In this single-arm study, 116 adults with B-cell precursor ALL in haematologic remission but with persistent MRD (>=10^-3) received blinatumomab by continuous infusion. Complete MRD response was achieved in 78% of evaluable patients, and MRD responders had significantly longer relapse-free survival (23.6 vs 5.7 months) and overall survival (38.9 vs 12.5 months). The trial validated MRD by RT-PCR and flow cytometry as both a patient selection criterion and a predictive biomarker for treatment response.

The original study

Blinatumomab for minimal residual disease in adults with B-cell precursor acute lymphoblastic leukemia.

Authors
Gökbuget N, Dombret H, Bonifacio M, Reichle A, Graux C, Faul C, et al.
Journal
Blood
Type
Clinical Trial, Phase II, Journal Article, Multicenter Study, Research Support, Non-U.S. Gov't
PMID
29358182
Read the original study →

Original abstract

Approximately 30% to 50% of adults with acute lymphoblastic leukemia (ALL) in hematologic complete remission after multiagent therapy exhibit minimal residual disease (MRD) by reverse transcriptase-polymerase chain reaction or flow cytometry. MRD is the strongest predictor of relapse in ALL. In this open-label, single-arm study, adults with B-cell precursor ALL in hematologic complete remission with MRD (≥10-3) received blinatumomab 15 µg/m2 per day by continuous IV infusion for up to 4 cycles. Patients could undergo allogeneic hematopoietic stem-cell transplantation any time after cycle 1. The primary end point was complete MRD response status after 1 cycle of blinatumomab.
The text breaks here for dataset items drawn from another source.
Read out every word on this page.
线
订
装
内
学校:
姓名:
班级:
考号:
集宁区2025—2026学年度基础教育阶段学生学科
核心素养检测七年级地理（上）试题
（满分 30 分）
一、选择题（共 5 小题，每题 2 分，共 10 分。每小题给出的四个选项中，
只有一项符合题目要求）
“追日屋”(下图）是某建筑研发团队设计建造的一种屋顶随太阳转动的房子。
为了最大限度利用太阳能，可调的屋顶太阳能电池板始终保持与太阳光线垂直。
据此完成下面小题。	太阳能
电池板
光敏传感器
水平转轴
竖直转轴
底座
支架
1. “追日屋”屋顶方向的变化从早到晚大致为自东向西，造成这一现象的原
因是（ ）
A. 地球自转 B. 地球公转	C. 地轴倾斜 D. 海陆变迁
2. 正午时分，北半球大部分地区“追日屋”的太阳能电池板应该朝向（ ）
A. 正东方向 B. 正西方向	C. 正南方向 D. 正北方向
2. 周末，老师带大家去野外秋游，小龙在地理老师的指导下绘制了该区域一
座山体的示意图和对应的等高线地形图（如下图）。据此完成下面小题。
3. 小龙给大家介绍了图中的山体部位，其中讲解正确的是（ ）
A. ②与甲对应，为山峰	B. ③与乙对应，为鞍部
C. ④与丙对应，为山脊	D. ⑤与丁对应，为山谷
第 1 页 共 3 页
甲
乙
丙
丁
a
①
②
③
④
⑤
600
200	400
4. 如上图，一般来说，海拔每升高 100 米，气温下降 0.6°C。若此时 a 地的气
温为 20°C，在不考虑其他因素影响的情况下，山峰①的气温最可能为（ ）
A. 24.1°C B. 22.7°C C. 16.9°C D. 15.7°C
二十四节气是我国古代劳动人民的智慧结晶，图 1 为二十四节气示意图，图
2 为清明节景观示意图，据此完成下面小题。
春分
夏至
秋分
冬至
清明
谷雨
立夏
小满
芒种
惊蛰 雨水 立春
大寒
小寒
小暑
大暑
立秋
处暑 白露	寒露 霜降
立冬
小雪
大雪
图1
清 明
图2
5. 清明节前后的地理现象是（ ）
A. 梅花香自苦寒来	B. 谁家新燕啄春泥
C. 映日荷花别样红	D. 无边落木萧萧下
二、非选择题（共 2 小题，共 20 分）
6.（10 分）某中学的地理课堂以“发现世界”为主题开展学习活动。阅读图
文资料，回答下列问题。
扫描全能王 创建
One hundred sixteen patients received blinatumomab. Eighty-eight (78%) of 113 evaluable patients achieved a complete MRD response. In the subgroup of 110 patients with Ph-negative ALL in hematologic remission, the Kaplan-Meier estimate of relapse-free survival (RFS) at 18 months was 54%. Median overall survival (OS) was 36.5 months. In landmark analyses, complete MRD responders had longer RFS (23.6 vs 5.7 months; P = .002) and OS (38.9 vs 12.5 months; P = .002) compared with MRD nonresponders. Adverse events were consistent with previous studies of blinatumomab. Twelve (10%) and 3 patients (3%) had grade 3 or 4 neurologic events, respectively. Four patients (3%) had cytokine release syndrome grade 1, n = 2; grade 3, n = 2), all during cycle 1. After treatment with blinatumomab in a population of patients with MRD-positive B-cell precursor ALL, a majority achieved a complete MRD response, which was associated with significantly longer RFS and OS compared with MRD nonresponders. This study is registered at www.clinicaltrials.gov as #NCT01207388.